Masuk Daftar
My Getplus

Makanan Kaleng Merentang Zaman

Dari kebutuhan perut prajurit di medan perang, makanan kaleng berkembang menjadi budaya kuliner masyarakat urban.

Oleh: Martin Sitompul | 19 Feb 2020
Aneka makanan kaleng. Foto: piqsels.com.

PEMERINTAH Prancis mendeklarasikan sebuah sayembara unik pada 1795. Isinya: dicari orang yang mampu mengawetkan makanan. Hadiah yang ditawarkan tak tanggung-tanggung, yakni uang sejumlah 12.000 franc (setara 167 juta dalam kurs rupiah saat ini). Penggagas hajatan itu adalah Napoleon Bonaparte, jenderal Prancis terkemuka. Saat itu, Napoleon membutuhkan metode pengawetan makanan untuk menyokong logistik konsumsi pasukannya dalam persiapan menginvasi berbagai negara.

Tantangan ini akhirnya dijawab Nicolas Appert, seorang jurumasak bangsawan Prancis. Pada 1803, Appert memulai eksperimen. Menurutnya, makanan mudah membusuk umumnya karena bersentuhan dengan udara terbuka. Dia kemudian meramu sup yang diawetkan dengan bahan daging sapi, saus kacang, dan kacang polong. Dia mengemasnya dalam botol kaca yang biasa digunakan untuk menuang anggur. Angkatan Laut Prancis menyimpannya selama tiga bulan.

“Kemudian mereka mencoba memakannya. Yang dirasakan adalah makanan yang lezat dan aman untuk dikonsumsi,” tulis Judith Jango-Cohen dalam The History of Food.  

Advertising
Advertising
Nicolas Appert dan jenis botol yang digunakan dalam metode pengawetan makanan. Sumber: Wiki.

Penemuan Appert menjadi cikal-bakal pengawetan makanan dengan media kaleng (canning food). Seiring waktu, makanan kaleng mengalami perkembangan baik dari segi kualitas makanan maupun kemasannya. Konsumsinya pun tak terbatas pada kebutuhan perang. Ia menjadi budaya populer dalam pola kuliner masyarakat urban. Makanan kaleng bahkan bertumbuh sebagai komoditas dalam industri pangan.

Pada era dunia modern kini, pengalengan merupakan hasil teknologi pangan yang sangat dikenal karena ketahanan dan efisiensi penyajiannya.

Gaya Hidup Londo

Sebelum Appert, metode pengawetan makanan telah diterapkan di negeri koloni Belanda, Hindia Belanda. Pejabat arsiparis Hindia Belanda F. de Haan dalam Priangan, de Priangen-Regentschapen onder het Nederlansdsch Bestuur tot 1811 mencatat, penduduk Batavia telah mengenal makanan kaleng sejak 1614.

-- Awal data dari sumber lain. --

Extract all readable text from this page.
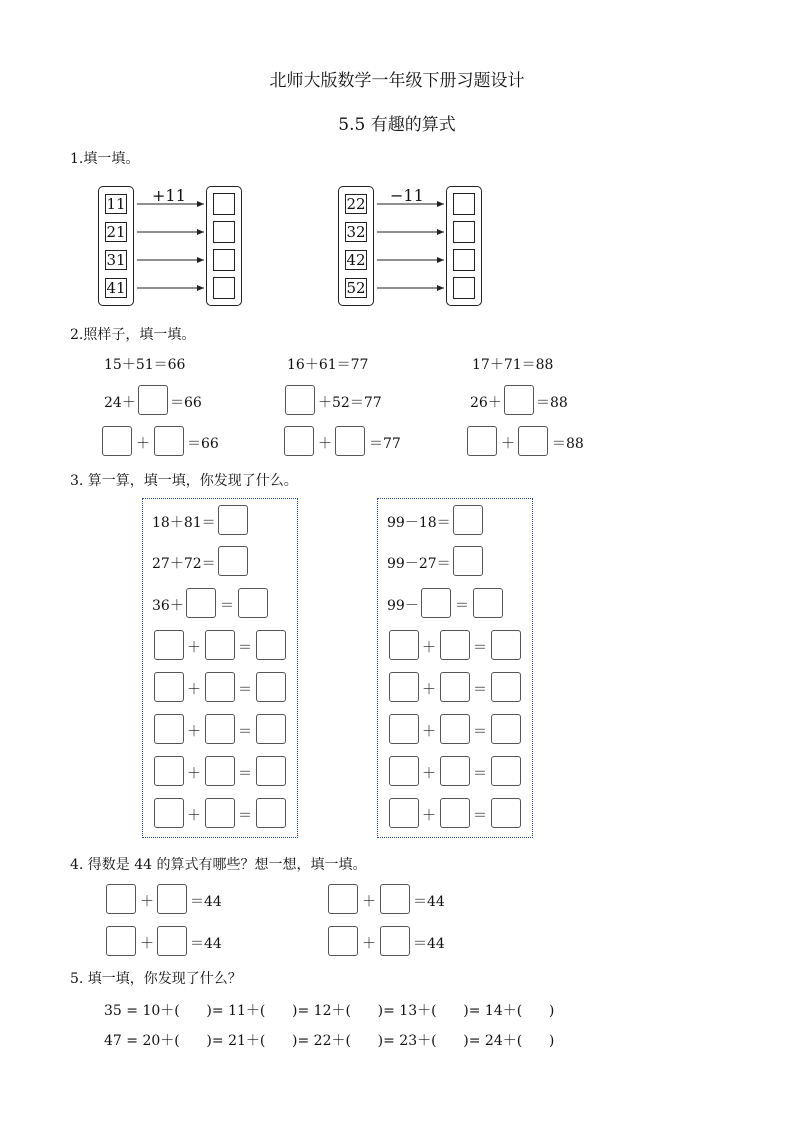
北师大版数学一年级下册习题设计
5.5 有趣的算式
1.填一填。
11
21
31
41
+11	22
32
42
52
−11
2.照样子，填一填。
15＋51＝66	16＋61＝77	17＋71＝88
24＋ ＝66	＋52＝77	26＋ ＝88
＋	＝66	＋	＝77	＋	＝88
3. 算一算，填一填，你发现了什么。
18＋81＝
27＋72＝
36＋	＝
99－18＝
99－27＝
99－	＝
＋	＝
＋	＝
＋	＝
＋	＝
＋	＝
＋	＝
＋	＝
＋	＝
＋	＝
＋	＝
4. 得数是 44 的算式有哪些？想一想，填一填。
＋	＝44	＋	＝44
＋	＝44	＋	＝44
5. 填一填，你发现了什么？
35 = 10＋(      )= 11＋(      )= 12＋(      )= 13＋(      )= 14＋(      )
47 = 20＋(      )= 21＋(      )= 22＋(      )= 23＋(      )= 24＋(      )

Pada 1680 sudah ada pengiriman kaviar (telur ikan) dan buah zaitun dalam kaleng. Sedangkan kue yang dibungkus timah sudah ada pada 1715. Menu berat seperti ikan salmon jenis schoonhoven diperkenalkan tahun 1775. Makanan seharga 10 gulden per paket ini dikirimkan ke Hindia Belanda dengan kaleng timah yang diisi lemak domba sebagai pembalut ikan. Ikan asap dengan saus dalam kaleng menyusul masuk ke Batavia pada 1794.

Semua jenis makananan tersebut, menurut de Haan, sebagaimana dikutip Tawalinuddin Haris dalam Jakarta dari Kota Tradisional ke Kota Kolonial, “banyak didatangkan dari Eropa untuk memenuhi kebutuhan warga Eropa.”

Baca juga: 

Cara Kuno Mengawetkan Makanan

Selama periode kolonial, makanan kaleng tetap menjadi pilihan di meja makan keluarga Belanda totok. Memasuki abad ke-20, hidangan Eropa dengan sajian demikian dinilai lebih tinggi daripada hidangan Hindia. Stigma ini berdampak terhadap semakin besarnya konsumsi makanan kalengan.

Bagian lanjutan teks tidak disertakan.